Oleh: Ainun Istiqomah Ro’uf
Kata orang, Bulan Ramadhan adalah bulan suci yang penuh keberkahan. Iya, memang benar. Tetapi jika orang yang kita bantu itu sudah meninggalkan kita, apakah kita tetap mendapatkan keberkahan? Apakah kita lelah menolong orang setelah kejadian ini?. Yap, kisahku ini bisa dibilang kehilangan yang cukup berat bagiku. Oh iya aku lupa memperkenalkan diriku, namaku Risyana. Di awal Bulan Ramadhan ini aku harus mempersiapkan diriku dalam segi jasmani maupun rohani. Ku mulai dengan sahur bersama orang tua dan adik – adikku.
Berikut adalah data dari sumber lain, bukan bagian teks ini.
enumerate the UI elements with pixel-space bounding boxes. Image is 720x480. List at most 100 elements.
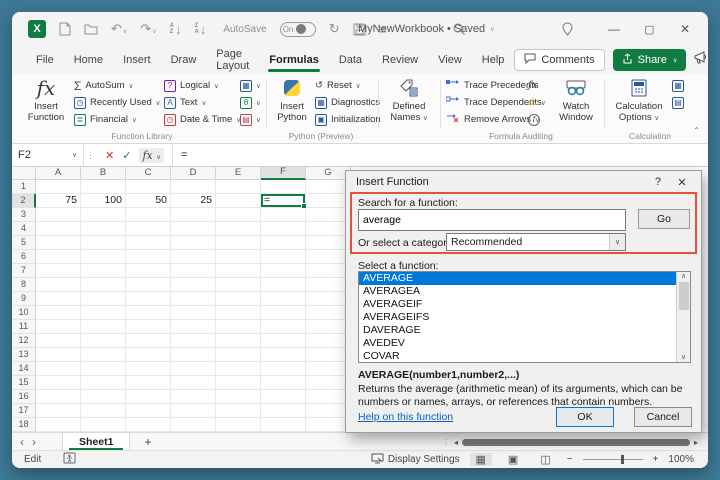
tab-data[interactable]: Data (329, 46, 372, 74)
row-header-5[interactable]: 5 (12, 236, 36, 250)
cell-D9[interactable] (171, 292, 216, 306)
sync-icon[interactable]: ↻ (329, 21, 340, 37)
row-header-15[interactable]: 15 (12, 376, 36, 390)
cell-E14[interactable] (216, 362, 261, 376)
redo-button[interactable]: ↷∨ (140, 21, 156, 37)
cell-D16[interactable] (171, 390, 216, 404)
tab-page-layout[interactable]: Page Layout (206, 46, 259, 74)
autosave-toggle[interactable]: On (279, 21, 316, 37)
cell-A17[interactable] (36, 404, 81, 418)
cell-F5[interactable] (261, 236, 306, 250)
column-header-C[interactable]: C (126, 167, 171, 180)
name-box[interactable]: F2 ∨ (12, 144, 84, 166)
cell-D3[interactable] (171, 208, 216, 222)
tab-home[interactable]: Home (64, 46, 113, 74)
cell-E8[interactable] (216, 278, 261, 292)
pin-icon[interactable] (562, 12, 573, 46)
cell-B16[interactable] (81, 390, 126, 404)
cell-C12[interactable] (126, 334, 171, 348)
cell-A13[interactable] (36, 348, 81, 362)
cancel-entry-icon[interactable]: ✕ (105, 149, 114, 162)
comments-button[interactable]: Comments (514, 49, 605, 71)
add-sheet-button[interactable]: + (130, 435, 165, 449)
cell-B7[interactable] (81, 264, 126, 278)
cell-F4[interactable] (261, 222, 306, 236)
cell-B12[interactable] (81, 334, 126, 348)
evaluate-formula-button[interactable]: ƒ (528, 112, 546, 127)
cell-F16[interactable] (261, 390, 306, 404)
namebox-splitter[interactable]: ⋮ (84, 150, 97, 161)
zoom-out-icon[interactable]: − (567, 454, 573, 465)
calculate-now-button[interactable]: ▦ (672, 78, 684, 93)
cell-C15[interactable] (126, 376, 171, 390)
cancel-button[interactable]: Cancel (634, 407, 692, 427)
tab-draw[interactable]: Draw (161, 46, 207, 74)
tab-file[interactable]: File (26, 46, 64, 74)
cell-C1[interactable] (126, 180, 171, 194)
cell-D13[interactable] (171, 348, 216, 362)
help-on-function-link[interactable]: Help on this function (358, 411, 453, 423)
row-header-10[interactable]: 10 (12, 306, 36, 320)
open-folder-icon[interactable] (84, 23, 98, 35)
lookup-reference-button[interactable]: ▦ ∨ (240, 78, 261, 93)
sheet-next-icon[interactable]: › (32, 435, 44, 449)
math-trig-button[interactable]: θ ∨ (240, 95, 261, 110)
watch-window-button[interactable]: Watch Window (554, 77, 598, 131)
cell-B14[interactable] (81, 362, 126, 376)
text-button[interactable]: A Text ∨ (164, 95, 241, 110)
cell-A15[interactable] (36, 376, 81, 390)
insert-python-button[interactable]: Insert Python (270, 77, 314, 131)
cell-D5[interactable] (171, 236, 216, 250)
row-header-16[interactable]: 16 (12, 390, 36, 404)
cell-A4[interactable] (36, 222, 81, 236)
logical-button[interactable]: ? Logical ∨ (164, 78, 241, 93)
row-header-6[interactable]: 6 (12, 250, 36, 264)
accessibility-icon[interactable] (63, 452, 76, 467)
cell-A9[interactable] (36, 292, 81, 306)
cell-B4[interactable] (81, 222, 126, 236)
cell-C6[interactable] (126, 250, 171, 264)
cell-D14[interactable] (171, 362, 216, 376)
cell-C3[interactable] (126, 208, 171, 222)
error-checking-button[interactable]: ⚠ ∨ (528, 95, 546, 110)
formula-input[interactable]: = (173, 149, 708, 161)
cell-B2[interactable]: 100 (81, 194, 126, 208)
row-header-7[interactable]: 7 (12, 264, 36, 278)
cell-B8[interactable] (81, 278, 126, 292)
recently-used-button[interactable]: ◷ Recently Used ∨ (74, 95, 161, 110)
cell-A8[interactable] (36, 278, 81, 292)
cell-F7[interactable] (261, 264, 306, 278)
sheet-prev-icon[interactable]: ‹ (12, 435, 32, 449)
cell-C9[interactable] (126, 292, 171, 306)
sort-za-icon[interactable]: Z A ↓ (194, 22, 206, 37)
cell-D11[interactable] (171, 320, 216, 334)
cell-C7[interactable] (126, 264, 171, 278)
row-header-1[interactable]: 1 (12, 180, 36, 194)
zoom-slider[interactable] (582, 455, 643, 464)
date-time-button[interactable]: ◷ Date & Time ∨ (164, 112, 241, 127)
cell-F15[interactable] (261, 376, 306, 390)
cell-B15[interactable] (81, 376, 126, 390)
cell-A10[interactable] (36, 306, 81, 320)
category-dropdown[interactable]: Recommended ∨ (446, 233, 626, 251)
select-all-corner[interactable] (12, 167, 36, 180)
cell-C17[interactable] (126, 404, 171, 418)
zoom-level[interactable]: 100% (668, 454, 694, 465)
defined-names-button[interactable]: Defined Names ∨ (384, 77, 434, 131)
collapse-ribbon-icon[interactable]: ⌃ (693, 126, 700, 135)
cell-B11[interactable] (81, 320, 126, 334)
hscroll-thumb[interactable] (461, 438, 690, 446)
row-header-17[interactable]: 17 (12, 404, 36, 418)
cell-D1[interactable] (171, 180, 216, 194)
cell-F6[interactable] (261, 250, 306, 264)
row-header-18[interactable]: 18 (12, 418, 36, 432)
tab-review[interactable]: Review (372, 46, 428, 74)
cell-E5[interactable] (216, 236, 261, 250)
cell-B1[interactable] (81, 180, 126, 194)
row-header-3[interactable]: 3 (12, 208, 36, 222)
cell-D4[interactable] (171, 222, 216, 236)
cell-D15[interactable] (171, 376, 216, 390)
scrollbar-splitter[interactable]: ⋮ (442, 438, 450, 447)
function-list-scrollbar[interactable]: ∧ ∨ (676, 272, 690, 362)
cell-B5[interactable] (81, 236, 126, 250)
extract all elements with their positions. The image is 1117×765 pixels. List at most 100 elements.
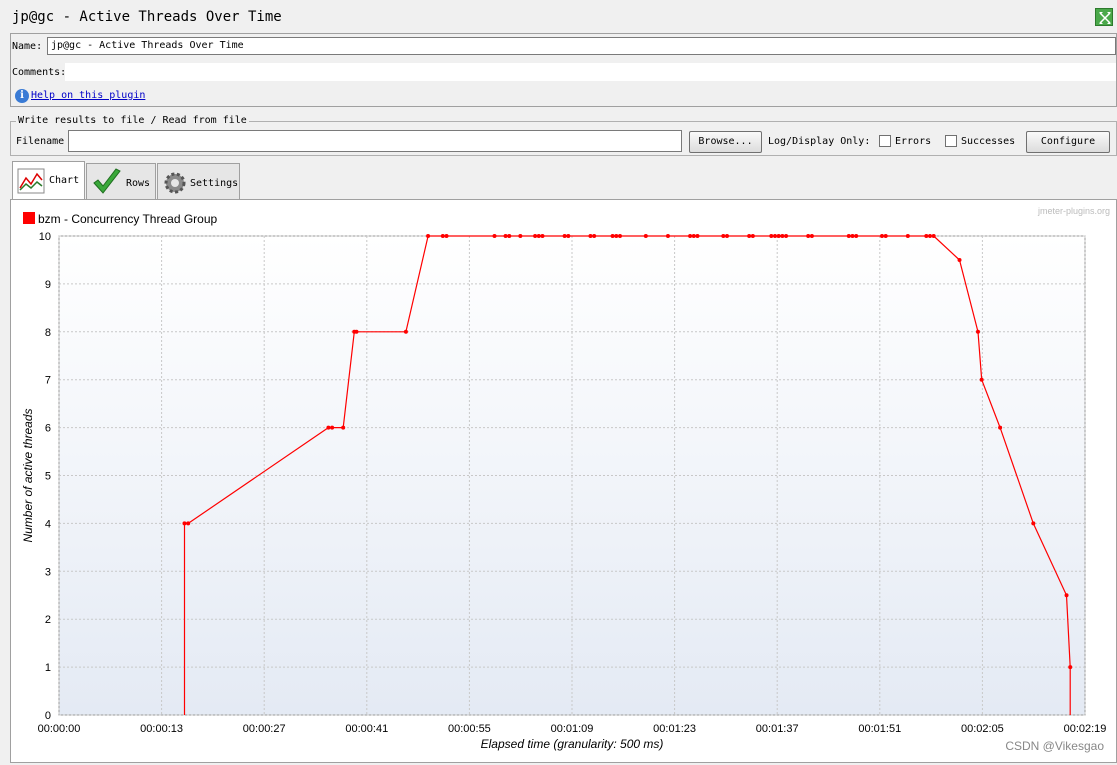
tab-chart-label: Chart (49, 175, 80, 186)
comments-input[interactable] (65, 63, 1116, 81)
data-point (688, 234, 693, 238)
properties-panel: Name: jp@gc - Active Threads Over Time C… (10, 33, 1117, 107)
tab-settings[interactable]: Settings (157, 163, 240, 199)
y-tick-label: 4 (45, 518, 51, 530)
data-point (998, 425, 1003, 430)
x-tick-label: 00:01:37 (756, 723, 799, 735)
y-tick-label: 6 (45, 423, 51, 435)
filename-input[interactable] (68, 130, 682, 152)
comments-label: Comments: (12, 67, 67, 78)
data-point (643, 234, 648, 238)
name-label: Name: (12, 41, 43, 52)
browse-button[interactable]: Browse... (689, 131, 762, 153)
data-point (182, 521, 187, 526)
chart-icon (17, 168, 45, 194)
x-tick-label: 00:02:19 (1064, 723, 1107, 735)
data-point (905, 234, 910, 238)
data-point (721, 234, 726, 238)
data-point (747, 234, 752, 238)
data-point (518, 234, 523, 238)
data-point (1068, 665, 1073, 670)
data-point (750, 234, 755, 238)
data-point (617, 234, 622, 238)
data-point (403, 329, 408, 334)
data-point (566, 234, 571, 238)
errors-label: Errors (895, 136, 932, 147)
data-point (854, 234, 859, 238)
data-point (592, 234, 597, 238)
data-point (562, 234, 567, 238)
window-title: jp@gc - Active Threads Over Time (12, 9, 282, 25)
data-point (850, 234, 855, 238)
y-tick-label: 10 (39, 231, 51, 243)
info-icon: i (15, 89, 29, 103)
data-point (1064, 593, 1069, 598)
x-axis-label: Elapsed time (granularity: 500 ms) (481, 737, 664, 751)
data-point (924, 234, 929, 238)
name-input[interactable]: jp@gc - Active Threads Over Time (47, 37, 1116, 55)
data-point (540, 234, 545, 238)
data-point (610, 234, 615, 238)
x-tick-label: 00:00:55 (448, 723, 491, 735)
window-titlebar: jp@gc - Active Threads Over Time (0, 0, 1117, 34)
data-point (426, 234, 431, 238)
x-tick-label: 00:00:27 (243, 723, 286, 735)
tab-chart[interactable]: Chart (12, 161, 85, 200)
x-tick-label: 00:02:05 (961, 723, 1004, 735)
y-tick-label: 8 (45, 327, 51, 339)
x-tick-label: 00:00:41 (345, 723, 388, 735)
data-point (957, 257, 962, 262)
legend-label: bzm - Concurrency Thread Group (38, 212, 218, 226)
data-point (614, 234, 619, 238)
errors-checkbox[interactable] (879, 135, 891, 147)
data-point (806, 234, 811, 238)
data-point (440, 234, 445, 238)
y-tick-label: 0 (45, 710, 51, 722)
active-threads-chart: 0 1 2 3 4 5 6 7 8 9 10 00:00:00 00:00:13 00:00:27 00:0… (21, 206, 1110, 753)
tab-settings-label: Settings (190, 178, 239, 189)
watermark: jmeter-plugins.org (1037, 206, 1110, 216)
y-axis-label: Number of active threads (21, 408, 35, 542)
tab-rows-label: Rows (126, 178, 151, 189)
chart-panel: 0 1 2 3 4 5 6 7 8 9 10 00:00:00 00:00:13 00:00:27 00:0… (10, 199, 1117, 763)
data-point (776, 234, 781, 238)
x-tick-label: 00:01:09 (551, 723, 594, 735)
expand-icon[interactable] (1095, 8, 1113, 26)
data-point (665, 234, 670, 238)
checkmark-icon (93, 168, 121, 194)
tab-rows[interactable]: Rows (86, 163, 156, 199)
y-tick-label: 1 (45, 662, 51, 674)
data-point (725, 234, 730, 238)
data-point (784, 234, 789, 238)
y-tick-label: 3 (45, 566, 51, 578)
data-point (880, 234, 885, 238)
x-tick-label: 00:00:00 (38, 723, 81, 735)
data-point (507, 234, 512, 238)
legend-swatch (23, 212, 35, 224)
configure-button[interactable]: Configure (1026, 131, 1110, 153)
data-point (533, 234, 538, 238)
successes-label: Successes (961, 136, 1016, 147)
data-point (326, 425, 331, 430)
data-point (341, 425, 346, 430)
help-link[interactable]: Help on this plugin (31, 90, 145, 101)
data-point (691, 234, 696, 238)
x-tick-label: 00:01:23 (653, 723, 696, 735)
y-tick-label: 5 (45, 471, 51, 483)
file-groupbox-legend: Write results to file / Read from file (16, 115, 249, 126)
data-point (588, 234, 593, 238)
filename-label: Filename (16, 136, 65, 147)
credit-watermark: CSDN @Vikesgao (1005, 739, 1104, 753)
y-tick-label: 9 (45, 279, 51, 291)
gear-icon (164, 172, 186, 194)
y-tick-label: 7 (45, 375, 51, 387)
successes-checkbox[interactable] (945, 135, 957, 147)
log-display-label: Log/Display Only: (768, 136, 871, 147)
data-point (931, 234, 936, 238)
data-point (772, 234, 777, 238)
data-point (769, 234, 774, 238)
data-point (503, 234, 508, 238)
data-point (354, 329, 359, 334)
x-tick-label: 00:01:51 (858, 723, 901, 735)
data-point (695, 234, 700, 238)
Setelah itu, melaksanakan sholat subuh dan tidur untuk sekolah nanti.
Paginya, aku bangun tepat pada pukul 05.30 dan merapikan tempat tidur yang sedikit berantakan karena posisi tidurku yang berubah – ubah. Mandi dan mengganti pakaian putih abu – abu. Yap, Aku sudah menginjak kelas dua SMA di salah satu sekolah negeri di Sidoarjo. Jarak rumahku sampai sekolah kurang lebih tiga puluh kilometer. Cukup jauh sih, tetapi Alhamdulillah aku sudah terbiasa berbolak balik dari rumah ke sekolah. Di saat menjelang kelas dua, aku harus menghadapi banyaknya tugas.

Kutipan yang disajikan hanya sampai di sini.